Modernizing an Operational Real-time Tsunami Simulator to Support Diverse Hardware Platforms
Keichi Takahashi, Takashi Abe, Akihiro Musa, Yoshihiko Sato, Yoichi Shimomura, Hiroyuki Takizawa, Shunichi Koshimura
TL;DR
This work tackles the limited hardware reach of a production real-time tsunami forecast system by migrating the RTi codebase from vector supercomputers to modern CPUs and GPUs using a minimally invasive, directive-based strategy. By preserving the original loop structure and applying targeted OpenACC/OpenMP directives, CUDA-aware MPI, GPUDirect RDMA, and careful load-balancing, the authors achieve performance portability across diverse platforms. Key contributions include optimization of communication, asynchronous kernel launches, and a data-driven domain-decomposition tuning that significantly improves load balance and reduces per-rank runtime. The results demonstrate six-hour simulations with over 47 million cells completing in as little as 1.5–2.5 minutes on contemporary hardware, enabling broader, real-time access to accurate tsunami inundation forecasts.
Abstract
To issue early warnings and rapidly initiate disaster responses after tsunami damage, various tsunami inundation forecast systems have been deployed worldwide. Japan's Cabinet Office operates a forecast system that utilizes supercomputers to perform tsunami propagation and inundation simulation in real time.
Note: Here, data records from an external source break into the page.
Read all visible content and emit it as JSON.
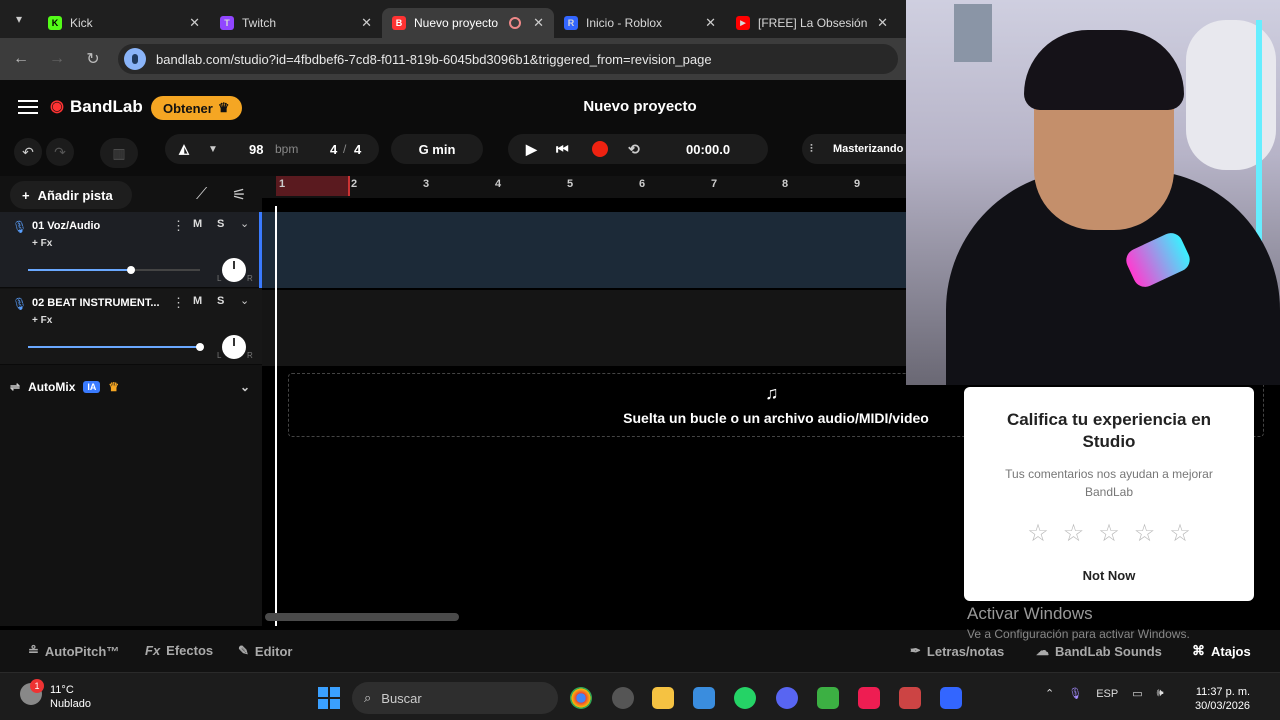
{
  "browser": {
    "tabs": [
      {
        "label": "Kick",
        "color": "#53fc18",
        "glyph": "K"
      },
      {
        "label": "Twitch",
        "color": "#9146ff",
        "glyph": "T"
      },
      {
        "label": "Nuevo proyecto",
        "color": "#ff3333",
        "glyph": "B"
      },
      {
        "label": "Inicio - Roblox",
        "color": "#3366ff",
        "glyph": "R"
      },
      {
        "label": "[FREE] La Obsesión Fr",
        "color": "#ff0000",
        "glyph": "▶"
      }
    ],
    "url": "bandlab.com/studio?id=4fbdbef6-7cd8-f011-819b-6045bd3096b1&triggered_from=revision_page"
  },
  "header": {
    "brand": "BandLab",
    "obtener_label": "Obtener",
    "project_title": "Nuevo proyecto"
  },
  "toolbar": {
    "tempo": "98",
    "tempo_unit": "bpm",
    "time_sig_num": "4",
    "time_sig_den": "4",
    "key": "G min",
    "time_display": "00:00.0",
    "mastering_label": "Masterizando"
  },
  "left_panel": {
    "add_track_label": "Añadir pista",
    "tracks": [
      {
        "name": "01  Voz/Audio",
        "fx": "+ Fx",
        "m": "M",
        "s": "S",
        "volume": 0.6
      },
      {
        "name": "02  BEAT INSTRUMENT...",
        "fx": "+ Fx",
        "m": "M",
        "s": "S",
        "volume": 1.0
      }
    ],
    "pan_l": "L",
    "pan_r": "R",
    "automix_label": "AutoMix",
    "ia_badge": "IA"
  },
  "timeline": {
    "ticks": [
      "1",
      "2",
      "3",
      "4",
      "5",
      "6",
      "7",
      "8",
      "9"
    ],
    "drop_text": "Suelta un bucle o un archivo audio/MIDI/video"
  },
  "bottom_bar": {
    "autopitch": "AutoPitch™",
    "efectos": "Efectos",
    "fx_prefix": "Fx",
    "editor": "Editor",
    "letras": "Letras/notas",
    "sounds": "BandLab Sounds",
    "atajos": "Atajos"
  },
  "rating_popup": {
    "title": "Califica tu experiencia en Studio",
    "subtitle": "Tus comentarios nos ayudan a mejorar BandLab",
    "stars": [
      "☆",
      "☆",
      "☆",
      "☆",
      "☆"
    ],
    "not_now": "Not Now"
  },
  "watermark": {
    "line1": "Activar Windows",
    "line2": "Ve a Configuración para activar Windows."
  },
  "taskbar": {
    "temperature": "11°C",
    "weather": "Nublado",
    "weather_badge": "1",
    "search_placeholder": "Buscar",
    "lang": "ESP",
    "time": "11:37 p. m.",
    "date": "30/03/2026"
  },
  "colors": {
    "accent": "#f5a623",
    "brand_red": "#ff3333",
    "selected_lane": "#1c2a38"
  }
}
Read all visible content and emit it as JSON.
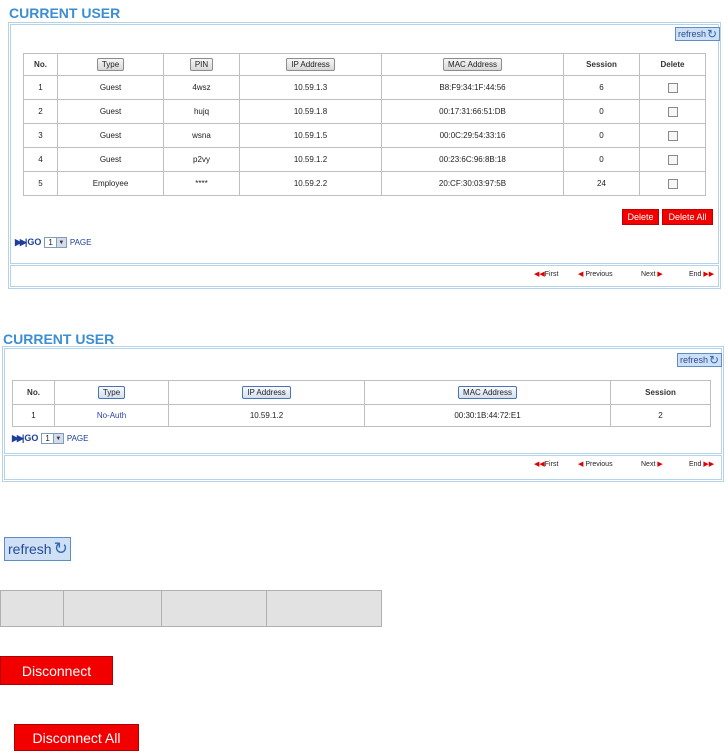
{
  "panel1": {
    "title": "CURRENT USER",
    "refresh_label": "refresh",
    "columns": [
      "No.",
      "Type",
      "PIN",
      "IP Address",
      "MAC Address",
      "Session",
      "Delete"
    ],
    "rows": [
      {
        "no": "1",
        "type": "Guest",
        "pin": "4wsz",
        "ip": "10.59.1.3",
        "mac": "B8:F9:34:1F:44:56",
        "session": "6"
      },
      {
        "no": "2",
        "type": "Guest",
        "pin": "hujq",
        "ip": "10.59.1.8",
        "mac": "00:17:31:66:51:DB",
        "session": "0"
      },
      {
        "no": "3",
        "type": "Guest",
        "pin": "wsna",
        "ip": "10.59.1.5",
        "mac": "00:0C:29:54:33:16",
        "session": "0"
      },
      {
        "no": "4",
        "type": "Guest",
        "pin": "p2vy",
        "ip": "10.59.1.2",
        "mac": "00:23:6C:96:8B:18",
        "session": "0"
      },
      {
        "no": "5",
        "type": "Employee",
        "pin": "****",
        "ip": "10.59.2.2",
        "mac": "20:CF:30:03:97:5B",
        "session": "24"
      }
    ],
    "delete_label": "Delete",
    "delete_all_label": "Delete All",
    "go_label": "GO",
    "page_value": "1",
    "page_word": "PAGE",
    "nav": {
      "first": "First",
      "previous": "Previous",
      "next": "Next",
      "end": "End"
    }
  },
  "panel2": {
    "title": "CURRENT USER",
    "refresh_label": "refresh",
    "columns": [
      "No.",
      "Type",
      "IP Address",
      "MAC Address",
      "Session"
    ],
    "rows": [
      {
        "no": "1",
        "type": "No-Auth",
        "ip": "10.59.1.2",
        "mac": "00:30:1B:44:72:E1",
        "session": "2"
      }
    ],
    "go_label": "GO",
    "page_value": "1",
    "page_word": "PAGE",
    "nav": {
      "first": "First",
      "previous": "Previous",
      "next": "Next",
      "end": "End"
    }
  },
  "samples": {
    "refresh_label": "refresh",
    "disconnect_label": "Disconnect",
    "disconnect_all_label": "Disconnect All"
  },
  "colors": {
    "title_blue": "#3c8ed3",
    "panel_border": "#b5d3e8",
    "red_button": "#f20000",
    "link_blue": "#1b3f9b"
  },
  "icons": [
    "refresh-icon",
    "go-icon",
    "dropdown-arrow-icon",
    "first-icon",
    "previous-icon",
    "next-icon",
    "end-icon"
  ]
}
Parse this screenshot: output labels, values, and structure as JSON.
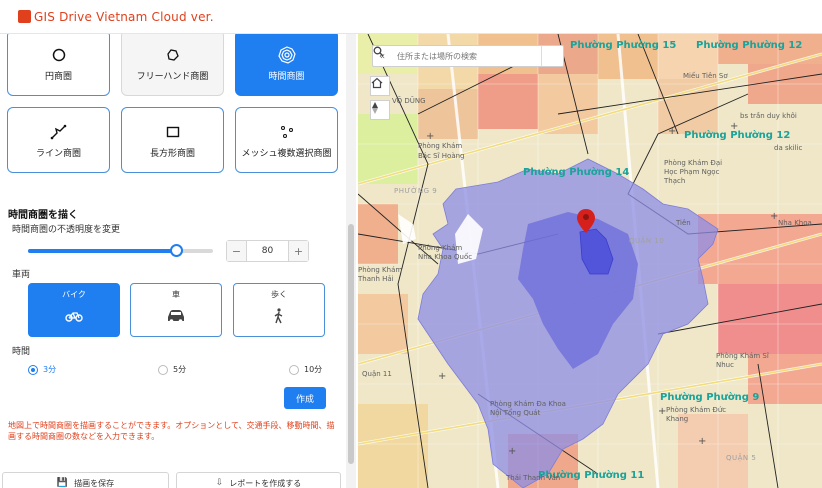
{
  "app": {
    "title": "GIS Drive Vietnam Cloud ver.",
    "brand_color": "#e0401c",
    "accent_color": "#1f7ef0"
  },
  "tools": {
    "circle": "円商圏",
    "freehand": "フリーハンド商圏",
    "time": "時間商圏",
    "line": "ライン商圏",
    "rectangle": "長方形商圏",
    "mesh": "メッシュ複数選択商圏",
    "selected": "時間商圏"
  },
  "time_area": {
    "section_title": "時間商圏を描く",
    "opacity_label": "時間商圏の不透明度を変更",
    "opacity_value": "80",
    "opacity_fraction": 0.8,
    "vehicle_label": "車両",
    "vehicles": [
      "バイク",
      "車",
      "歩く"
    ],
    "selected_vehicle": "バイク",
    "time_label": "時間",
    "time_options": [
      "3分",
      "5分",
      "10分"
    ],
    "selected_time": "3分",
    "create_button": "作成",
    "note": "地図上で時間商圏を描画することができます。オプションとして、交通手段、移動時間、描画する時間商圏の数などを入力できます。"
  },
  "bottom": {
    "save_button": "描画を保存",
    "report_button": "レポートを作成する"
  },
  "map": {
    "search_placeholder": "住所または場所の検索",
    "labels": {
      "phuong15": "Phường Phường 15",
      "phuong12": "Phường Phường 12",
      "phuong12b": "Phường Phường 12",
      "phuong14": "Phường Phường 14",
      "phuong9": "Phường Phường 9",
      "phuong11": "Phường Phường 11",
      "mieu": "Miếu Tiên Sơ",
      "bv": "bs trần duy khôi",
      "phongkham1": "Phòng Khám",
      "bacsi": "Bác Sĩ Hoàng",
      "phuong9small": "PHƯỜNG 9",
      "phongkham2": "Phòng Khám Đại Học Phạm Ngọc Thạch",
      "quan10": "QUẬN 10",
      "quan5": "QUẬN 5",
      "quan11": "Quận 11",
      "thanhhai": "Phòng Khám Thanh Hải",
      "tien": "Tiên",
      "daskilic": "da skilic",
      "vodong": "VÕ DŨNG",
      "khanh": "Phòng Khám Nha Khoa Quốc",
      "tongquat": "Phòng Khám Đa Khoa Nội Tổng Quát",
      "duckhang": "Phòng Khám Đức Khang",
      "vangia": "Thái Thanh Vân",
      "sinhuc": "Phòng Khám Sĩ Nhuc",
      "nha": "Nha Khoa"
    },
    "marker_color": "#d6201c",
    "isochrone_outer_color": "#8e8ee6",
    "isochrone_inner_color": "#4b4fd8"
  }
}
Although this real-time approach is able to produce significantly more accurate forecasts than the conventional database-driven approach, its wider adoption was hindered because it was specifically developed for vector supercomputers. In this paper, we migrate the simulation code to modern CPUs and GPUs in a minimally invasive manner to reduce the testing and maintenance costs. A directive-based approach is employed to retain the structure of the original code while achieving performance portability, and hardware-specific optimizations including load balance improvement for GPUs are applied. The migrated code runs efficiently on recent CPUs, GPUs and vector processors: a six-hour tsunami simulation using over 47 million cells completes in less than 2.5 minutes on 32 Intel Sapphire Rapids CPUs and 1.5 minutes on 32 NVIDIA H100 GPUs. These results demonstrate that the code enables broader access to accurate tsunami inundation forecasts.